Is Apple About to Copy Microsoft for Once?

Over the decades, there has been a long history of Microsoft (NASDAQ: MSFT  ) copying Apple (NASDAQ: AAPL  ) . This trend most notably started with the graphical user interface, or GUI, that the Mac first brought to consumer PCs and was subsequently followed by Windows.

Another prominent example would be the Zune, which had hoped to muscle in on the iPod's success, but largely failed. Most recently, Microsoft's entire business strategy may be transitioning toward Apple's ways, as Steve Ballmer has made it abundantly clear that Microsoft's future lies in becoming a "devices-and-services" company, a departure from its predominantly software approach.

Well, Apple may be about to copy its rival from Redmond for once.

Flatland
Apple is just weeks away from kicking off its Worldwide Developers Conference, or WWDC. The headliner at the event will be iOS 7, which is expected to see its first aesthetic overhaul in years. Numerous rumors over the past couple months have pointed to design chief Jony Ive pursuing a more "flat design."

Further backing up these claims is a fresh report out of 9to5Mac, whose own sources deep within Cupertino echo the notion that Ive is going for a "very, very flat" look in the next major version of Apple's most important operating system. All of the current usage of glossy, shiny, and skeuomorphic textures are all going by the wayside in favor of a modern look. In fact, iOS 7's "flatness" is said to approach that of Windows Phone.

Windows Phone 8 Start Screens. Source: Microsoft.

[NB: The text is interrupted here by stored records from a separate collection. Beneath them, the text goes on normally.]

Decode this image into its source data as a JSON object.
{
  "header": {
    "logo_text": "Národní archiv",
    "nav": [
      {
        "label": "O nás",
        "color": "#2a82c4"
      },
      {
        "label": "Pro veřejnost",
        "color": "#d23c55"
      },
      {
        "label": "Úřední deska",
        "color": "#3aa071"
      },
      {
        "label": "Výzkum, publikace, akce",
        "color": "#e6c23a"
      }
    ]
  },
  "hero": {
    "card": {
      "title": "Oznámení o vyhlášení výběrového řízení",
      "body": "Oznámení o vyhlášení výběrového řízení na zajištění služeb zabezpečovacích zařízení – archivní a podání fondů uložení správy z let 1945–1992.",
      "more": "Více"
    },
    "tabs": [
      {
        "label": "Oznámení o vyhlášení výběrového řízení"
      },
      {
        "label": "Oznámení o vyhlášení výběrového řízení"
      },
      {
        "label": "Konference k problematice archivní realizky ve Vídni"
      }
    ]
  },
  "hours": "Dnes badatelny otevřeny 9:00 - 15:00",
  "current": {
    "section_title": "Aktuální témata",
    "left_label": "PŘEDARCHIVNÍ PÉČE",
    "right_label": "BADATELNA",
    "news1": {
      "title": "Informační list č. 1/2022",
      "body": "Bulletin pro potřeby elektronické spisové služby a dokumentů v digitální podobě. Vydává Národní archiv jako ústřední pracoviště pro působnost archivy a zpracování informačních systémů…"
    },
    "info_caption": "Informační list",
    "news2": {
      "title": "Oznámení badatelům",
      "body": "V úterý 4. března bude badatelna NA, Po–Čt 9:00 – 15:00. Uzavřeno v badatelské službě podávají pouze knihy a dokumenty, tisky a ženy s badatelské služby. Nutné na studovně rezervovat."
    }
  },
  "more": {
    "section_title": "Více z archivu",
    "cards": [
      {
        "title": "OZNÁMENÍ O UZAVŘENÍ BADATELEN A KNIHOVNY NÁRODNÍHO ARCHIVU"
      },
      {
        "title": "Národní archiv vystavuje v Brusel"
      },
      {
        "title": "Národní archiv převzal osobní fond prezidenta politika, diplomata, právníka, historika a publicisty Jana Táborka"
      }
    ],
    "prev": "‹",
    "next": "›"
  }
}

Microsoft's "Metro" design has been praised as a modern and innovative take on touch interfaces. Using live tiles to present dynamic information has also been a key selling feature of Windows Phone. I've always been a fan of the typographical style, even though the broader market hasn't voted in its favor.

The new iOS version reportedly goes by the internal codename of "Innsbruck," and will feature freshly designed interface elements throughout the OS.

If Apple's WWDC teaser image carries any clues about the design direction that iOS is taking, then the Mac maker might be heading in the same aesthetic direction as the software giant.

There's a debate raging as to whether Apple remains a buy. The Motley Fool's senior technology analyst and managing bureau chief, Eric Bleeker, is prepared to fill you in on both reasons to buy and reasons to sell Apple, and what opportunities are left for the company (and your portfolio) going forward. To get instant access to his latest thinking on Apple, simply click here now.


Read/Post Comments (3) | Recommend This Article (3)

Comments from our Foolish Readers

Help us keep this a respectfully Foolish area! This is a place for our readers to discuss, debate, and learn more about the Foolish investing topic you read about above. Help us keep it clean and safe. If you believe a comment is abusive or otherwise violates our Fool's Rules, please report it via the Report this Comment Report this Comment icon found on every comment.

  • Report this Comment On April 30, 2013, at 10:21 PM, mdl00 wrote:

    Why on earth do you think that Apple is not aware of reviews of Windows 8's interface?

  • Report this Comment On April 30, 2013, at 10:38 PM, tychicum wrote:

    The HP/Palm WebOS "cards" is the way to go. They were live and could be dismissed with the flick of a finger. With a couple years of development I could really see that feature becoming popular.

  • Report this Comment On May 01, 2013, at 9:55 AM, HerpaDerp wrote:

    Some tech history:

    The original Zune was a chunk. It's only call to fame was that it went from an idea to a device, software, and supporting service in 9 months flat.

    The Windows 8 UI, originally called Metro is a descendant of the UI developed for the ZuneHD. The few that purchased it recognized it was well researched and a purposefully designed for a device screen rather than just porting a large screen design down to a small one. (the iPhone by comparison uses the circa 1990 Windows 3.1 grid-of-icons interface). Essentially the rumor is that apple is about to copy something Microsoft did ages ago.

    This is not the first time.

    The direct to camera button on the iPhone? Came from Windows phone. Wireless device sync? Came from the original chunky brown Zune.

    The library in iTunes? ..windows media player and (you guessed it), Zune.

    Automatic upload of pics as you take them? I would say Apple is copying Microsoft here but the attempt so far is too feeble. Windows 8, Windows Phone and the cloud are seemless far beyond mere pictures.

    Twitter, Facebook and others integrated into the OS itself? Again.. the attempt thusfar is too feeble.

    The list goes on and this isn't to say it doesn't happen the other way around. Microsoft's problem is the brilliant things they come up with are lost in the small marketshare until Apple (or Google) copies into another ecosystem. Take a look at the R&D budget of Microsoft. You may ask what is in the Apple pipeline because you are worried there isn't much. You'll have to ask the same of Microsoft because you can't keep track of it all.

    As for Microsoft copying the GUI? C'mon guys. Sure they did...but they did so from Xerox. Apple didn't come up with that.

    Disclosure: I'm obviously a shill. But even shills can be right.